Since then, with the notable exception of the UAE, the Middle East has been a scientific, cultural, industrial, and civic backwater. No scientific discoveries are made here. The best (wealthiest) students go outside of the region for university. It imports finished goods, rather than produces them. Egomaniacal dictators with a penchant for arms purchases and posters of themselves stifle any chance of public expression and institutional development. Sadly, the world looks to the Middle East for oil and little else. Even more tragic is the not implausible notion that if the countries stretching between Morocco and Oman disappeared tomorrow, it is quite possible that no one would notice; provided they left their black gold behind.
In many ways, time has stood still in the Arab homeland for a millennium. An analogy can be taken from this dry, barren land itself. At some point, the vibrant river of civilization and progress changed course, leaving lifeless wadis behind. Every day, the average person native to this part of the world is reminded by the crumbling architecture of the past that glory and achievement are subjects of historical study, not contemporary ambition. Unlike in Amerca, the best is not yet to come; the best came and went.

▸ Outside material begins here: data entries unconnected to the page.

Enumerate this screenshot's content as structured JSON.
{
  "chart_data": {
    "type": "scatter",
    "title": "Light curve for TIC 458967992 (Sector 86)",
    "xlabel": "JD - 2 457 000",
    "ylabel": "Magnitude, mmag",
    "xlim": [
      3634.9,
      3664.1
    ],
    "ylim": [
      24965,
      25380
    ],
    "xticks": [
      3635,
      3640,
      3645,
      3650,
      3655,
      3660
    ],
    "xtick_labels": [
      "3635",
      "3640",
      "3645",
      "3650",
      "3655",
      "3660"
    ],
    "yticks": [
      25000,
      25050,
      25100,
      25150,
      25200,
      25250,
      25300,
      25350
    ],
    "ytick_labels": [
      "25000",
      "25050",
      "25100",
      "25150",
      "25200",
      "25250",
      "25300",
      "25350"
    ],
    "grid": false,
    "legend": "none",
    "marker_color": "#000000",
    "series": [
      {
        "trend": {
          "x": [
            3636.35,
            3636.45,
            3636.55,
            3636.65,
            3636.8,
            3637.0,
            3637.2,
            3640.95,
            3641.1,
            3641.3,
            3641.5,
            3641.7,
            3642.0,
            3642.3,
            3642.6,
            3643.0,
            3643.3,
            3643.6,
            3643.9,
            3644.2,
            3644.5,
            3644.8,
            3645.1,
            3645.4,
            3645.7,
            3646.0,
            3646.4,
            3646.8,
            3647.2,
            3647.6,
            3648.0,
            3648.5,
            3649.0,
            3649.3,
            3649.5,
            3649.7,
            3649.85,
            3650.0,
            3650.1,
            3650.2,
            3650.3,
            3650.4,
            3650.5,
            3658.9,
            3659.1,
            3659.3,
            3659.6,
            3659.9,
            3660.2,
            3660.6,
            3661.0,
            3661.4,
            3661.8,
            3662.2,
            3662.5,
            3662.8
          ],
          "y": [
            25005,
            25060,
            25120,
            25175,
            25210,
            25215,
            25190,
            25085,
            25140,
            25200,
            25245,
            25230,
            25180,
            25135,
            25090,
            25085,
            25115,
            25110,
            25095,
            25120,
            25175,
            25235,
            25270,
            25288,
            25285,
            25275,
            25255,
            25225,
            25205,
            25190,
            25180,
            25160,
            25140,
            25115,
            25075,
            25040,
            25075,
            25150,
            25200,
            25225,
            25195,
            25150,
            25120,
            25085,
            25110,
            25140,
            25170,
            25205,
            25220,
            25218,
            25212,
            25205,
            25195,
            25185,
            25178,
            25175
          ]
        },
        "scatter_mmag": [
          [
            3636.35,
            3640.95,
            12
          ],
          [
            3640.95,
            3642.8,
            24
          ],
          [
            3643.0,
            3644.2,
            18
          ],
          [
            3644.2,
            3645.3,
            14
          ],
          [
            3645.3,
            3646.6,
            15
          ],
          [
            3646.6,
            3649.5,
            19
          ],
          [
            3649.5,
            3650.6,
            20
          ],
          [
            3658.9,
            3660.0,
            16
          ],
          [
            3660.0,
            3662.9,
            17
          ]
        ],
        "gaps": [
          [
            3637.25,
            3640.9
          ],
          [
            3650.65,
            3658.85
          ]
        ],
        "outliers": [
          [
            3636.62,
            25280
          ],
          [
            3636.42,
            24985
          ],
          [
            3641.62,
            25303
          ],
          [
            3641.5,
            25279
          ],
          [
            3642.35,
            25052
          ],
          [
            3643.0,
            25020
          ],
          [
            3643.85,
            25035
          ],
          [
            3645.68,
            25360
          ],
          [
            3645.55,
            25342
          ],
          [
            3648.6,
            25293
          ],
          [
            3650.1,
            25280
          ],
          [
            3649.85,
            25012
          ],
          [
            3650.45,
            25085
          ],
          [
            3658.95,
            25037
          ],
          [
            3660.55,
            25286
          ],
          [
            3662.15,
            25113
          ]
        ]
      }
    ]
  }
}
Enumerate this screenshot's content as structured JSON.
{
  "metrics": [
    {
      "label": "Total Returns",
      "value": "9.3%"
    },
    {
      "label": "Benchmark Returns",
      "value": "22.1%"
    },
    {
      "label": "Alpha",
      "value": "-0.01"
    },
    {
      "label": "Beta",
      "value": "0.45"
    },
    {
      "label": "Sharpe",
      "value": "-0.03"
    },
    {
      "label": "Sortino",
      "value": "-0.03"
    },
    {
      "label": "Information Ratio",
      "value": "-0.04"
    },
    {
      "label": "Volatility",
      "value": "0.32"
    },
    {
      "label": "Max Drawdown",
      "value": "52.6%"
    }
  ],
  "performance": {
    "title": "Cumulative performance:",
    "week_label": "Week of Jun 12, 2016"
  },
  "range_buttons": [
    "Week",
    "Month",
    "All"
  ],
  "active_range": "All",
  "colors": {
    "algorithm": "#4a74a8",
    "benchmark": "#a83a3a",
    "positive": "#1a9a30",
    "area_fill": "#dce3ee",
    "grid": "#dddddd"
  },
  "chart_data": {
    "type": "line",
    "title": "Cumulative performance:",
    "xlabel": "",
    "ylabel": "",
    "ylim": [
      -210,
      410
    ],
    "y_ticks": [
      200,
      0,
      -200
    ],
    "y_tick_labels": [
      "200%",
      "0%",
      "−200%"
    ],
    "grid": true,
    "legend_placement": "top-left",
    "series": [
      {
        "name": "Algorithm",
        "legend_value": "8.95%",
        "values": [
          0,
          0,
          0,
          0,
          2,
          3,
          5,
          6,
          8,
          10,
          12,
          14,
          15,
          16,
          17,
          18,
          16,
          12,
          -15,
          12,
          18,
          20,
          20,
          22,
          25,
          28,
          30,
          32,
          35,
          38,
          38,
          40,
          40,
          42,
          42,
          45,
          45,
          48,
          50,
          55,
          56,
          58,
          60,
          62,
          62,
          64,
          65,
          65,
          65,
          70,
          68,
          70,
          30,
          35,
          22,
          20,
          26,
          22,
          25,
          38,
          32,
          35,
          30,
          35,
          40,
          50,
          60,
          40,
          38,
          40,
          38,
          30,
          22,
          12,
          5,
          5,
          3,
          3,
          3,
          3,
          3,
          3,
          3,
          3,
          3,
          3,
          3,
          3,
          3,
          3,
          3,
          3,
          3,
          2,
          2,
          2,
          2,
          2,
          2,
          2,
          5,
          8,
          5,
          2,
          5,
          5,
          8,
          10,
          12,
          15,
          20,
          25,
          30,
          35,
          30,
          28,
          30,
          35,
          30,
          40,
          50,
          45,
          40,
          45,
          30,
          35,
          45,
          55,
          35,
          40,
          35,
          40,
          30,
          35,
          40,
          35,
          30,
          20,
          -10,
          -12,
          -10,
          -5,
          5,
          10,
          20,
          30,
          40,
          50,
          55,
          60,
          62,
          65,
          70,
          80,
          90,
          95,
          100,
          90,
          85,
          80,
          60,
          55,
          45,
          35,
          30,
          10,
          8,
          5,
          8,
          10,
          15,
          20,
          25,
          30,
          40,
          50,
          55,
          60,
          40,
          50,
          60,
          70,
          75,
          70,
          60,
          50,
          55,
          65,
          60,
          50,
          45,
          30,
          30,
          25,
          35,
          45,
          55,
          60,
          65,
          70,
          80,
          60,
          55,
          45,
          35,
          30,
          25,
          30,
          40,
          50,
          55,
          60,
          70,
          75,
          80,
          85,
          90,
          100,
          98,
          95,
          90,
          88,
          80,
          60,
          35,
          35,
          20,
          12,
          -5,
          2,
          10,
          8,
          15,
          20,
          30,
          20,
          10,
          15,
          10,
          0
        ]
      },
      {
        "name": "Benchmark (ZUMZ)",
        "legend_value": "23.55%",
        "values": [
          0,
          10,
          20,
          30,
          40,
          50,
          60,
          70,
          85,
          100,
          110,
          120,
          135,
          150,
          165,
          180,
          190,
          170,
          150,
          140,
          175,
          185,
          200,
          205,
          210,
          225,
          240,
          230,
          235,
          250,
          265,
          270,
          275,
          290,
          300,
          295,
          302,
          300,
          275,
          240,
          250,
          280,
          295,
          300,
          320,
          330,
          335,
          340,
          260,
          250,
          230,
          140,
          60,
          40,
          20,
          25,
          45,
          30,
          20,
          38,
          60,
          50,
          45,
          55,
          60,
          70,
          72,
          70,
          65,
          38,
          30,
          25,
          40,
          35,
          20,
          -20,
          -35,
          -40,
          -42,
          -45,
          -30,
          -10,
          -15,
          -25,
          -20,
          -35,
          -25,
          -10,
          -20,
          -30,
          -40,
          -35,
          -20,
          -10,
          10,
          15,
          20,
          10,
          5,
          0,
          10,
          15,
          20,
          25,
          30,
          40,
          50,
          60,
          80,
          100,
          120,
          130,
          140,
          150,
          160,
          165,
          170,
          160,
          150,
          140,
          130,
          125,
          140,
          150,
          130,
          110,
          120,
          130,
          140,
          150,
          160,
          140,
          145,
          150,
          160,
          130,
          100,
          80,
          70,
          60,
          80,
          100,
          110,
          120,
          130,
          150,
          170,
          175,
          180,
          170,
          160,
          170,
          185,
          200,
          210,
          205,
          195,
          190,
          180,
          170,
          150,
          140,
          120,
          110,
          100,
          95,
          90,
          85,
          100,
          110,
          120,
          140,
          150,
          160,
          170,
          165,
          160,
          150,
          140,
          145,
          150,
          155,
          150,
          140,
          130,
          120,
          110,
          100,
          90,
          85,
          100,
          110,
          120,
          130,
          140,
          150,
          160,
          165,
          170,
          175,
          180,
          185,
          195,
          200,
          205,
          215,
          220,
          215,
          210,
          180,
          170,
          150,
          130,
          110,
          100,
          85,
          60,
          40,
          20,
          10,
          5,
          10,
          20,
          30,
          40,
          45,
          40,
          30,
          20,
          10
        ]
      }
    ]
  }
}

What a shame this is. Some 250 million people live in the Arab homeland. The majority of these people are young—some 65% under the age of 24 according to a CIA study. We in the West view these youth without hope as potential threats to us. On the other side of the equation, imagine the positive change that could be affected in the region if the creative potential of all these people was realized. Peace and good governance are prerequisites for this type of development. This is what we are working on every day in Iraq, with our eyes on the future and our feet unchained from the past. To be sure, the Ministry of Antiquities will and should remain, but we are more interested in creating architects of a New Babylon than in archaeologists of the old one.